So, when I bought my first bike with disc brakes they started rubbing after the first ride. It was driving me insane so I took it to a bike shop and asked them if it was a problem. They said “ah no, no problem. It will go away after a while.” So this didn’t make me too happy so I looked into it and found out how to fix the problem Caliper Inch/Metric/Fractions Conversion 0-6 Inch/150 mm b017kuc6xq.
Disc brakes can be sensitive and the caliper can move around when you hit some bumps on the trail. Fortunately its not hard to fix. Most calipers are attached to the fork with two bolts, and the bolt holes on the caliper are bigger than the diameter of the bolt. Allowing you to loosen the bolts and move the caliper a little ways side to side. If your caliper does not have an adjustment bolt on the side of it, this is the way you have to adjust them.

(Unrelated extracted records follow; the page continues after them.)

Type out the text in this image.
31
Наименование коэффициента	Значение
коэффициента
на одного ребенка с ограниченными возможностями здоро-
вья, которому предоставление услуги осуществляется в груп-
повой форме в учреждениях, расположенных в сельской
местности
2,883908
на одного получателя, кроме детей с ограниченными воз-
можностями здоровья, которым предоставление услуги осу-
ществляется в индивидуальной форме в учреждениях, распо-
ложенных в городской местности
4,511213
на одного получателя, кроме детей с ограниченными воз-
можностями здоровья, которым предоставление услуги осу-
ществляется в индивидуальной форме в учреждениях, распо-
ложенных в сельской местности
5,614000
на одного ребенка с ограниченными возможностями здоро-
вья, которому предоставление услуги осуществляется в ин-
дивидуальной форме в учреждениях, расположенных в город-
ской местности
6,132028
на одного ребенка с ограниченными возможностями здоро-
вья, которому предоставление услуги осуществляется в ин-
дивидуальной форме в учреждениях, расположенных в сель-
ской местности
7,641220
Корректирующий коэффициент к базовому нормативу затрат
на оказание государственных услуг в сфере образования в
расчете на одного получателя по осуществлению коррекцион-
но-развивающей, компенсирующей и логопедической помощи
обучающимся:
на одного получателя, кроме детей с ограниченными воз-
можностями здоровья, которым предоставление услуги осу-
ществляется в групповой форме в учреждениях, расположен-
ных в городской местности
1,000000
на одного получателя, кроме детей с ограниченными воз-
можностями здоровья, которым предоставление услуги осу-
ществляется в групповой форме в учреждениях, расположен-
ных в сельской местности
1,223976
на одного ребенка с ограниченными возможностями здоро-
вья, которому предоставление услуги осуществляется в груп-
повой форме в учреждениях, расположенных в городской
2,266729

Fortunately, most disc brakes have bolts on the caliper that allow you to move the brake pads in or out. The caliper will be marked close to the bolt telling you which way to rotate it to move the brake pad in either direction. You can also use this adjustment to make the brake feel tighter or looser, but be careful, once your brake pad wears down far enough, if you adjust the pad too far inwards you could rub your rotor on the steel of the caliper. That is just about the only problem you can run into with that.